CoCage is a foundational component for trust minimized proof-based IBC bridging (as opposed to committee based). In order for Cosmos to be able to bridge to other chains and Rollups in trust minimized way, it needs to be able to verify the data published by those chains. The goal of CoCage is to provide a reusable module that enables data publication verification for a variety of publication networks.

The original design was inspired by a collaboration between Neutron and Celestia. CoCage builds on top of Neutron's design and simplifies it substantially.

Use Case

user flow

To explain the utility of the system, it's best to explain the user flow of sending messages between a rollup and Cosmos SDK based chain. IBC relies on the ability to verify that a message has been correctly executed on a counterparty chain. For committee based chains this concretely means a quorum of validators signing over the AppHash. For rollups this means proof that the data was published as well as proof that the AppHash is valid (either a fraud proof or validity proof). An example of the flow is as follows:

  • User submits a tx to the rollup sequencer. The sequencer includes the tx in the rollup block as well as a header with the app hash showing the tx successfully executed.
  • The sequencer submits the rollup block to a DP Network like Celestia
  • Celestia published the rollup block in one if its block
  • The Cosmos SDK chain runs a DP light node that samples the block, validating that it has been published and is available
  • While voting, the validator of that app includes as a vote extension the latest successfully sampled height
  • The proposer for the following block uses the vote extensions to know what heights the other validators have sampled. If there are new blocks that aren't yet attested to, the proposer proposes them by including the data root of the Celestia block.
  • Validators vote on the proposal. They reject it if they have not sampled the same heights or have different data roots. They accept it otherwise
  • The block is committed and the new data roots are stored in the da module for the ibc module to access.
  • A rollup relayer submits an IBC transaction including the rollups header (with the AppHash)
  • The rollup relayer or another relayer includes either a validity proof or fraud proof.

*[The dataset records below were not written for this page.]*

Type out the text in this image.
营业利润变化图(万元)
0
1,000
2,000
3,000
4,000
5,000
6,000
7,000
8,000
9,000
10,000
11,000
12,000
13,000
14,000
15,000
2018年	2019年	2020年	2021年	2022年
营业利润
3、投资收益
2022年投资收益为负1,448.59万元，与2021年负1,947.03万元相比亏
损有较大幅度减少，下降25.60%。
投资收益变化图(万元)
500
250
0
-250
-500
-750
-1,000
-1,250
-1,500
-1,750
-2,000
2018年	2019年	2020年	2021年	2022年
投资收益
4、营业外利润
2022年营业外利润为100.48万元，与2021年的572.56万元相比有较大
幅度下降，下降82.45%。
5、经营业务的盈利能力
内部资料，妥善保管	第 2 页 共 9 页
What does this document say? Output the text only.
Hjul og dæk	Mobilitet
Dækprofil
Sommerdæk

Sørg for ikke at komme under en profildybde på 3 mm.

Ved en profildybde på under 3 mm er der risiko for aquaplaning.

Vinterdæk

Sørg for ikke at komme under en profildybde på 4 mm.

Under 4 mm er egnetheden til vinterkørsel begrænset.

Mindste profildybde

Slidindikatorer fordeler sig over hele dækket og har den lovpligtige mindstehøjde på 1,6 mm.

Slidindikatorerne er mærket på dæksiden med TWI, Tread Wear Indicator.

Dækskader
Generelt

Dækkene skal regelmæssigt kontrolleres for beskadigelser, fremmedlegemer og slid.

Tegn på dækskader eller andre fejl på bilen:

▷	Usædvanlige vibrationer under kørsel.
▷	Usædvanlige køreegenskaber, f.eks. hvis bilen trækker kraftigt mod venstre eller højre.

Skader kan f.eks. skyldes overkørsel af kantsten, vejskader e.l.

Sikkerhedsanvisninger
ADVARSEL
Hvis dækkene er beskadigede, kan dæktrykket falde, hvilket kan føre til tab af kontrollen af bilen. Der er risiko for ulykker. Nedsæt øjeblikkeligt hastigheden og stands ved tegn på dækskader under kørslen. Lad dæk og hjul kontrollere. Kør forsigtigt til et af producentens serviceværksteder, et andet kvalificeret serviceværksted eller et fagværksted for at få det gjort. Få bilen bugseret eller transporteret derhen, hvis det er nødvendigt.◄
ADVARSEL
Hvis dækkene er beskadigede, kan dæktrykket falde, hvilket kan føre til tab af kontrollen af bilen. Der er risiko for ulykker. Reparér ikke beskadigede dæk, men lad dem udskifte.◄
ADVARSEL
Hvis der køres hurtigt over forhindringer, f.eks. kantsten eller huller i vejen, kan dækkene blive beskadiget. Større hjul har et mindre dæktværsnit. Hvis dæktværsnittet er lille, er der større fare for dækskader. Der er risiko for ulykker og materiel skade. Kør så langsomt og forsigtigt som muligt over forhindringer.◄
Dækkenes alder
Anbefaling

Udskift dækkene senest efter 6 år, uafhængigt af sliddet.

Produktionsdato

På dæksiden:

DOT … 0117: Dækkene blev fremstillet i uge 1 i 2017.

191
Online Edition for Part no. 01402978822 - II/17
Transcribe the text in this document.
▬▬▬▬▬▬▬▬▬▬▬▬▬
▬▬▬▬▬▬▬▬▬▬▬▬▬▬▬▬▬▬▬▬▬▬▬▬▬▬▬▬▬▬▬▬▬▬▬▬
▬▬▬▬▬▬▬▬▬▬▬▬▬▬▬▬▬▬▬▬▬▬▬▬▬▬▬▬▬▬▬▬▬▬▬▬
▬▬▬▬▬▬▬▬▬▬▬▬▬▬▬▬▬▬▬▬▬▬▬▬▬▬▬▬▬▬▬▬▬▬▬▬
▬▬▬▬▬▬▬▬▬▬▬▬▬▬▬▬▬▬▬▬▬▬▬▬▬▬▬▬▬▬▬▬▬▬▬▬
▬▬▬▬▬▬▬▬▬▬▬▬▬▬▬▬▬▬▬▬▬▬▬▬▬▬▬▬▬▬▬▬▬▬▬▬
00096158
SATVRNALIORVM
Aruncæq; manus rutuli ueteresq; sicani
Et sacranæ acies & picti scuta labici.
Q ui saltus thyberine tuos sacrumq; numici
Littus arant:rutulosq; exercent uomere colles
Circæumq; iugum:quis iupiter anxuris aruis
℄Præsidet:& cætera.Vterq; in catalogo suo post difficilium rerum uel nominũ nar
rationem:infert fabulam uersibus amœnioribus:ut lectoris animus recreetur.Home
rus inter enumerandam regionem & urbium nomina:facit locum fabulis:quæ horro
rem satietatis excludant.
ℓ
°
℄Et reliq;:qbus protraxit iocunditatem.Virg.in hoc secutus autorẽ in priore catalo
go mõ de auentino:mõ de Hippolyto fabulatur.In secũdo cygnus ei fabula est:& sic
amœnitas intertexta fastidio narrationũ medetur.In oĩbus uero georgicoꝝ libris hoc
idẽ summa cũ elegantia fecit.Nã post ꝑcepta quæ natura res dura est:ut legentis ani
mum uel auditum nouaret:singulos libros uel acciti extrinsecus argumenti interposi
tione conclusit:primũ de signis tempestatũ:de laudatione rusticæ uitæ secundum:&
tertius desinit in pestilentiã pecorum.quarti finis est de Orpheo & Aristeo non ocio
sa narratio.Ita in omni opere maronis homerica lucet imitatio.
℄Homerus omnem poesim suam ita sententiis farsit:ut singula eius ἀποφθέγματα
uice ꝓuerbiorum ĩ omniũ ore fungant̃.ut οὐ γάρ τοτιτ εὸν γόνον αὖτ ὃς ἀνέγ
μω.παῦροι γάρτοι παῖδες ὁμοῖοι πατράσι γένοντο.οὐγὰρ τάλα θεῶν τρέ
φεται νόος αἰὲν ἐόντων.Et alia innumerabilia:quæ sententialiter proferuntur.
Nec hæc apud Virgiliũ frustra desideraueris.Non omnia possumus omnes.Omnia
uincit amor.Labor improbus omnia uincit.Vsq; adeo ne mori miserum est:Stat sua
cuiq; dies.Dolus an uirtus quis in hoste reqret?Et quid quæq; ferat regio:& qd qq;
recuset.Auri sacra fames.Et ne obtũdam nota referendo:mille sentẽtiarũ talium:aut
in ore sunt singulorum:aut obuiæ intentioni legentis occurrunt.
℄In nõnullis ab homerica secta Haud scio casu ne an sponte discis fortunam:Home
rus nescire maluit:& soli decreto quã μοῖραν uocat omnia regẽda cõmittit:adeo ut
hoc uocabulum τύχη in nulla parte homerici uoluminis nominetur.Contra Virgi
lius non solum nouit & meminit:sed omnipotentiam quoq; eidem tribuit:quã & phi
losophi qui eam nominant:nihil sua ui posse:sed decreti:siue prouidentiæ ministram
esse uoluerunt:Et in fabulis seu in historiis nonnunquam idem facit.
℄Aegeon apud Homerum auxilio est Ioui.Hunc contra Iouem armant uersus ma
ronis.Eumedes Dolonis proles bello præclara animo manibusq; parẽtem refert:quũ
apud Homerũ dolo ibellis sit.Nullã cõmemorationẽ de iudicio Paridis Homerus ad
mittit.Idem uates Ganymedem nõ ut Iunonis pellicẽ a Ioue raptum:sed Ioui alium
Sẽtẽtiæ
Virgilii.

If there are no fraud proofs within a window, the chain trusts the rollups AppHash
  • The transfer module can now use the AppHash to verify the part of the state that it is interested in.

Design

Vote Extensions

On every new block, validators check if their DP Light Node sampled any new DP network heights and if so they submit a vote extension with the latest DP height sampled. We don't use VerifyVoteExtension, and we verify submitted heights in PrepareProposal.

Prepare Proposal

Proposer checks for vote extensions from previous height. If so, they find the latest submitted DP height with +2/3 votes, get the data commitments for the heights sampled from their DP Light Node and propose them as a TX.

Process Proposal

ProcessProposal then verifies the data commitments from against the DP network and if they are valid, it updates the state of Keeper.

Keeper

Keeper stores the mapping between DP heights and respective data commitments, so that future modules and IBC client can verify proofs against the commitments.

Future Work

  • Abstract the DP network interface, so that we can support multiple DP networks.
  • Add support for IBC client to verify proofs against the DP network commitments.
  • Pruning expired commitments

Supported Networks

Celestia

The first external network supported by CoCage is Celestia. Celestia is a first modular DA/DP (Data Availability/Publication) network that provides a decentralized data availability layer for blockchains.

We use Rollkit's Celestia OpenRPC API to query and sample data from the Celestia's Light Node. We cannot depend on celestia-node's API directly, and we cannot embed LN in Validator process, due to conflicting SDK versions/forks.